Global Citizens of Tomorrow

Ambassadors, in general, are government officials of one nation sent to another in an effort to assist the foreign nation in one way or another. As the world become a global village, ambassadors are getting younger and younger. Youths as young as 11 and 12 years old are being encouraged to become youth ambassadors. While older youths, preparing for college and beyond, are taking their first trips across seas and national borders to start making a difference for tomorrow’s sake. At one time, it is possible, that the phrase “youth ambassador’s program” might have only returned a handful of results in a Google search. Today, however, there are as many of these programs as their are organizations to sponsor them. 

The International YMCA has teamed with the Bureau of Educational and Cultural Affairs of the United States Department of State to organize a youth ambassador program sending students of Central and South America to the US.  According to the website “the program is designed to help prepare these participants in youth leadership development, civic education and community service, and it promotes mutual understanding between the people of the Americas.” The International YMCA prides itself on “working with young people to build global citizens who are caring, responsible, and committed to service”, as is stated on their Facebook page. One way they are working to reach this ambition is by expanding their horizons to include study tours to Jerusalem and Jordan, as well as organizing a global teens film festival in November of 2009.

On the other side of the world, the Australian Youth Ambassadors for Development program sends skilled area young adults to the developing lands of Asia, the Pacific, and Africa. The AYAD program “is committed to achieving sustainable development through capacity building, skills exchange and institutional strengthening.” The young people volunteering in this program are working with the Australian Government  and the global effort to rid the world of poverty and inequality.

The Millennium Developmental Goals include; eradicating world hunger, achieving universal primary education, reducing child mortality, improving maternal health, Combating AIDS/HIV, malaria, and other diseases, promoting gender equality, ensuring environmental sustainability, and building a global partnership for development. 
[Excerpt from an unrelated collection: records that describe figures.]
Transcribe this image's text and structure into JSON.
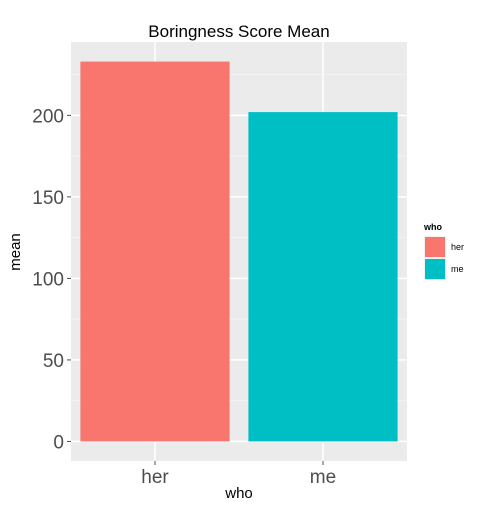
{
  "chart_data": {
    "type": "bar",
    "title": "Boringness Score Mean",
    "xlabel": "who",
    "ylabel": "mean",
    "categories": [
      "her",
      "me"
    ],
    "values": [
      233,
      202
    ],
    "colors": [
      "#F8766D",
      "#00BFC4"
    ],
    "ylim": [
      -12,
      245
    ],
    "yticks": [
      0,
      50,
      100,
      150,
      200
    ],
    "ytick_labels": [
      "0",
      "50",
      "100",
      "150",
      "200"
    ],
    "grid": true,
    "legend": {
      "title": "who",
      "placement": "right",
      "entries": [
        "her",
        "me"
      ]
    }
  }
}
Samaritan’s Feet provides scholarships for middle school students to travel to impoverished areas of Africa and other continents. The aim of the youth ambassador program is to “positively affect the students’ perspective on life as they display selfless service through cultural, educational, humanitarian and sports activities, and develop life skills through the exchange of ideas and talents among diverse groups of people.” The kids do all of this providing poor children with shoes and washing their feet. Sure, they do more than that, but this is their main purpose.

While all three of these programs are different, they all have the same goal; mentor young people as they mature into responsible citizens of the world. These programs are all working to help the youth of today learn to make decisions for tomorrow, while building global networks and cultural diversity. A quick Google search will return to any individual a program that fits them, where they can volunteer, lead, or contribute financially.